In Situ Analysis of Solid Electrolyte Interface over Si Based Anodes Using Diffuse Reflectance Infrared Fourier Transform Spectroscopy

Tuesday, 30 May 2017
Grand Ballroom (Hilton New Orleans Riverside)
Y. B. Yohannes (National Taiwan University of Science and Technology), N. L. Wu (National Taiwan University), and S. D. Lin (National Taiwan University of Science and Technology)
In lithium ion battery (LIB), silicon is hopeful electrode having a high theoretical capacity of 3579 mAh/g, which is ten times higher than the currently used graphite anode (1). On the other hand, Si-based electrodes suffer from the poor capacity retention due to the large volume changes during the lithium lithiation and delithiation process. The consequence of the volume change will lead to continuous decomposition of the electrolyte, which results in the formation of solid electrolyte interphase (SEI). Herein, the SEI formed based on fluoroethylene carbonate (FEC) electrolyte additive on a Si-based anode was investigated using in-situ Diffuse Reflectance Infrared Fourier Transform Spectroscopy (DRIFTS), which have been also used to analyze SEI species on different electrodes (2, 3). The SEI generated on Si-based anode using 1 M LiPF6 in ethylene carbonate (EC) / ethyl methyl carbonate (EMC), 1/2 (v/v)/ vinylene carbonate (VC), (2 wt%) was started to observe at the onset of 1.1 V in the potential region of 1.0 – 1.3 V due to the decomposition of VC, which preferentially reduce prior to EC and EMC (4). Formation of poly (VC), polycarbonates, and Li2CO3 were identified during first cycle discharging. The incorporation of 10 wt% FEC results with the formation of poly (FEC)/(VC), polycarbonates, Li2CO3, alkoxy species and alkyl phosphorous fluorides. Using FEC as an additive with the onset potetial of 1.4 V the SEI formation started at a higher potential region of 1.3 – 2.5 V. In the course of second discharging, incorporation of FEC also impedes the decomposition of both solvent and salt anion reduction. Notable enough, in-situ DRIFTS spectrum due to the impact of FEC additive after five cycles also show the formation of SEI-film species is in fact increase in the lithiation process. DRIFT spectrum of the SEI-film formed over Si-based anode with and without FEC electrolyte at the onset potential is shown in Fig. 1.

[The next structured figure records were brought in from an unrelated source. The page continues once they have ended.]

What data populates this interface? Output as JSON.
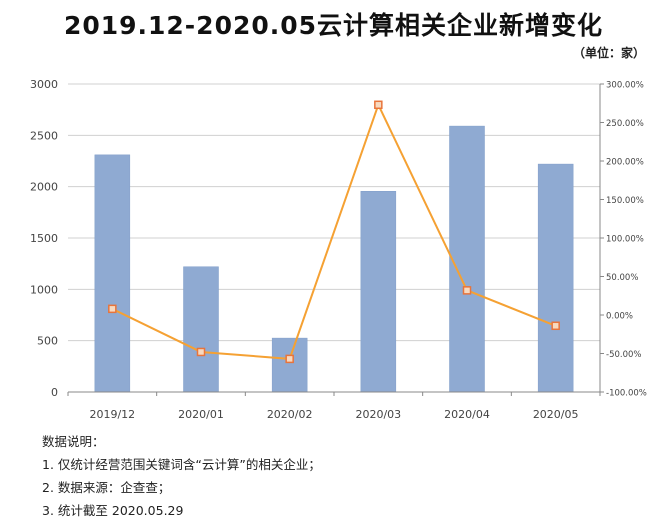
{
  "title": "2019.12-2020.05云计算相关企业新增变化",
  "unit_label": "（单位：家）",
  "notes": {
    "heading": "数据说明：",
    "items": [
      "1. 仅统计经营范围关键词含“云计算”的相关企业；",
      "2. 数据来源：企查查；",
      "3. 统计截至 2020.05.29"
    ]
  },
  "colors": {
    "bar": "#8faad2",
    "bar_border": "#7f9cc8",
    "line": "#f5a133",
    "marker": "#e8743b",
    "grid": "#d0d0d0"
  },
  "chart_data": {
    "type": "bar",
    "categories": [
      "2019/12",
      "2020/01",
      "2020/02",
      "2020/03",
      "2020/04",
      "2020/05"
    ],
    "series": [
      {
        "type": "bar",
        "axis": "left",
        "values": [
          2310,
          1220,
          525,
          1955,
          2590,
          2220
        ]
      },
      {
        "type": "line",
        "axis": "right",
        "values": [
          8,
          -48,
          -57,
          273,
          32,
          -14
        ]
      }
    ],
    "y_left": {
      "min": 0,
      "max": 3000,
      "ticks": [
        "0",
        "500",
        "1000",
        "1500",
        "2000",
        "2500",
        "3000"
      ]
    },
    "y_right": {
      "min": -100,
      "max": 300,
      "ticks": [
        "-100.00%",
        "-50.00%",
        "0.00%",
        "50.00%",
        "100.00%",
        "150.00%",
        "200.00%",
        "250.00%",
        "300.00%"
      ]
    },
    "grid": true
  }
}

Fig. 1 (a) The first cycle CV results of silicon-based electrodes with EC:EMC:VC/LiPF6 (black) and EC:EMC:VC + FEC/LiPF6 (blue). (b) DRIFT difference spectra obtained at the onset potential of silicon-based electrodes using (I) EC:EMC:VC/LiPF6 and (II) EC:EMC:VC + FEC/LiPF6based electrolytes.

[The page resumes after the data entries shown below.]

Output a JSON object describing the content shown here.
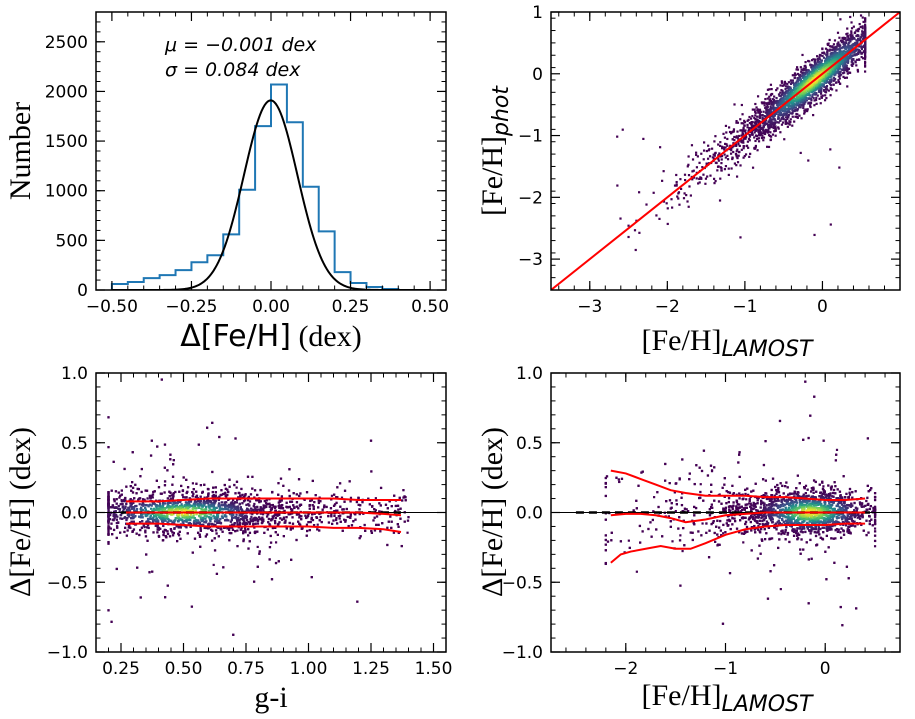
{
  "chart_data": [
    {
      "id": "histogram",
      "type": "bar",
      "xlabel_prefix": "Δ[Fe/H]",
      "xlabel_suffix": " (dex)",
      "ylabel": "Number",
      "xlim": [
        -0.55,
        0.55
      ],
      "ylim": [
        0,
        2800
      ],
      "xticks": [
        -0.5,
        -0.25,
        0.0,
        0.25,
        0.5
      ],
      "xtick_labels": [
        "−0.50",
        "−0.25",
        "0.00",
        "0.25",
        "0.50"
      ],
      "yticks": [
        0,
        500,
        1000,
        1500,
        2000,
        2500
      ],
      "ytick_labels": [
        "0",
        "500",
        "1000",
        "1500",
        "2000",
        "2500"
      ],
      "bin_edges": [
        -0.5,
        -0.45,
        -0.4,
        -0.35,
        -0.3,
        -0.25,
        -0.2,
        -0.15,
        -0.1,
        -0.05,
        0.0,
        0.05,
        0.1,
        0.15,
        0.2,
        0.25,
        0.3,
        0.35,
        0.4
      ],
      "counts": [
        60,
        80,
        120,
        150,
        200,
        280,
        350,
        560,
        1010,
        1650,
        2070,
        1690,
        1040,
        590,
        180,
        70,
        30,
        10
      ],
      "gaussian_fit": {
        "mu": -0.001,
        "sigma": 0.084,
        "amplitude": 1910
      },
      "annotations": [
        "μ = −0.001 dex",
        "σ = 0.084 dex"
      ],
      "colors": {
        "hist": "#1f77b4",
        "fit": "#000000"
      }
    },
    {
      "id": "phot-vs-lamost",
      "type": "scatter",
      "xlabel": "[Fe/H]",
      "xlabel_sub": "LAMOST",
      "ylabel": "[Fe/H]",
      "ylabel_sub": "phot",
      "xlim": [
        -3.5,
        1.0
      ],
      "ylim": [
        -3.5,
        1.0
      ],
      "xticks": [
        -3,
        -2,
        -1,
        0
      ],
      "xtick_labels": [
        "−3",
        "−2",
        "−1",
        "0"
      ],
      "yticks": [
        -3,
        -2,
        -1,
        0,
        1
      ],
      "ytick_labels": [
        "−3",
        "−2",
        "−1",
        "0",
        "1"
      ],
      "density_peak": {
        "x": -0.1,
        "y": -0.1
      },
      "one_to_one_line": {
        "slope": 1,
        "intercept": 0,
        "color": "#ff0000"
      },
      "colormap": [
        "#440154",
        "#3b528b",
        "#21918c",
        "#5ec962",
        "#fde725"
      ]
    },
    {
      "id": "residual-vs-color",
      "type": "scatter",
      "xlabel": "g-i",
      "ylabel": "Δ[Fe/H] (dex)",
      "xlim": [
        0.15,
        1.55
      ],
      "ylim": [
        -1.0,
        1.0
      ],
      "xticks": [
        0.25,
        0.5,
        0.75,
        1.0,
        1.25,
        1.5
      ],
      "xtick_labels": [
        "0.25",
        "0.50",
        "0.75",
        "1.00",
        "1.25",
        "1.50"
      ],
      "yticks": [
        -1.0,
        -0.5,
        0.0,
        0.5,
        1.0
      ],
      "ytick_labels": [
        "−1.0",
        "−0.5",
        "0.0",
        "0.5",
        "1.0"
      ],
      "zero_line": {
        "y": 0,
        "style": "dashed",
        "color": "#000000"
      },
      "trend_lines": [
        {
          "name": "upper",
          "x": [
            0.27,
            0.4,
            0.5,
            0.6,
            0.7,
            0.8,
            0.9,
            1.0,
            1.1,
            1.2,
            1.3,
            1.37
          ],
          "y": [
            0.08,
            0.08,
            0.09,
            0.1,
            0.1,
            0.1,
            0.1,
            0.1,
            0.1,
            0.09,
            0.09,
            0.09
          ]
        },
        {
          "name": "median",
          "x": [
            0.27,
            0.4,
            0.5,
            0.6,
            0.7,
            0.8,
            0.9,
            1.0,
            1.1,
            1.2,
            1.3,
            1.37
          ],
          "y": [
            0.0,
            0.0,
            0.0,
            0.0,
            0.0,
            0.0,
            0.0,
            0.0,
            0.0,
            0.0,
            -0.01,
            -0.02
          ]
        },
        {
          "name": "lower",
          "x": [
            0.27,
            0.4,
            0.5,
            0.6,
            0.7,
            0.8,
            0.9,
            1.0,
            1.1,
            1.2,
            1.3,
            1.37
          ],
          "y": [
            -0.08,
            -0.08,
            -0.09,
            -0.1,
            -0.1,
            -0.1,
            -0.1,
            -0.1,
            -0.11,
            -0.11,
            -0.12,
            -0.14
          ]
        }
      ],
      "density_peak": {
        "x": 0.5,
        "y": 0.0
      },
      "trend_color": "#ff0000"
    },
    {
      "id": "residual-vs-lamost",
      "type": "scatter",
      "xlabel": "[Fe/H]",
      "xlabel_sub": "LAMOST",
      "ylabel": "Δ[Fe/H] (dex)",
      "xlim": [
        -2.75,
        0.75
      ],
      "ylim": [
        -1.0,
        1.0
      ],
      "xticks": [
        -2,
        -1,
        0
      ],
      "xtick_labels": [
        "−2",
        "−1",
        "0"
      ],
      "yticks": [
        -1.0,
        -0.5,
        0.0,
        0.5,
        1.0
      ],
      "ytick_labels": [
        "−1.0",
        "−0.5",
        "0.0",
        "0.5",
        "1.0"
      ],
      "zero_line": {
        "y": 0,
        "style": "dashed",
        "color": "#000000"
      },
      "trend_lines": [
        {
          "name": "upper",
          "x": [
            -2.15,
            -2.0,
            -1.85,
            -1.7,
            -1.55,
            -1.4,
            -1.2,
            -1.0,
            -0.8,
            -0.6,
            -0.4,
            -0.2,
            0.0,
            0.2,
            0.4
          ],
          "y": [
            0.3,
            0.28,
            0.24,
            0.2,
            0.16,
            0.14,
            0.12,
            0.12,
            0.12,
            0.11,
            0.11,
            0.1,
            0.09,
            0.09,
            0.1
          ]
        },
        {
          "name": "median",
          "x": [
            -2.15,
            -2.0,
            -1.85,
            -1.7,
            -1.55,
            -1.4,
            -1.2,
            -1.0,
            -0.8,
            -0.6,
            -0.4,
            -0.2,
            0.0,
            0.2,
            0.4
          ],
          "y": [
            -0.02,
            -0.01,
            -0.01,
            -0.02,
            -0.04,
            -0.07,
            -0.05,
            -0.02,
            -0.01,
            0.0,
            0.0,
            0.0,
            0.0,
            0.0,
            0.0
          ]
        },
        {
          "name": "lower",
          "x": [
            -2.15,
            -2.05,
            -1.95,
            -1.8,
            -1.65,
            -1.5,
            -1.35,
            -1.2,
            -1.0,
            -0.8,
            -0.6,
            -0.4,
            -0.2,
            0.0,
            0.2,
            0.4
          ],
          "y": [
            -0.36,
            -0.3,
            -0.28,
            -0.26,
            -0.24,
            -0.26,
            -0.26,
            -0.22,
            -0.16,
            -0.12,
            -0.1,
            -0.09,
            -0.09,
            -0.09,
            -0.08,
            -0.08
          ]
        }
      ],
      "density_peak": {
        "x": -0.15,
        "y": 0.0
      },
      "trend_color": "#ff0000"
    }
  ]
}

1. C. C. Nguyen and B. L. Lucht, J. Electrochem. Soc., 161(2014).

2. A. M. Haregewoin, D. T. Shie, S. D. Lin, J. B. Hwang and M. F. Wang, Ecs Transactions, 53, 23 (2013).

3. M. Teshager, S. D. Lin, B. J. Hwang, F. M. Wang, S. Hy and A. Haregewoin, Chemelectrochem, 3, 337 (2016).

4. K. Tasaki, K. Kanda, T. Kobayashi, S. Nakamura and M. Ue, J. Electrochem. Soc., 153 (2006).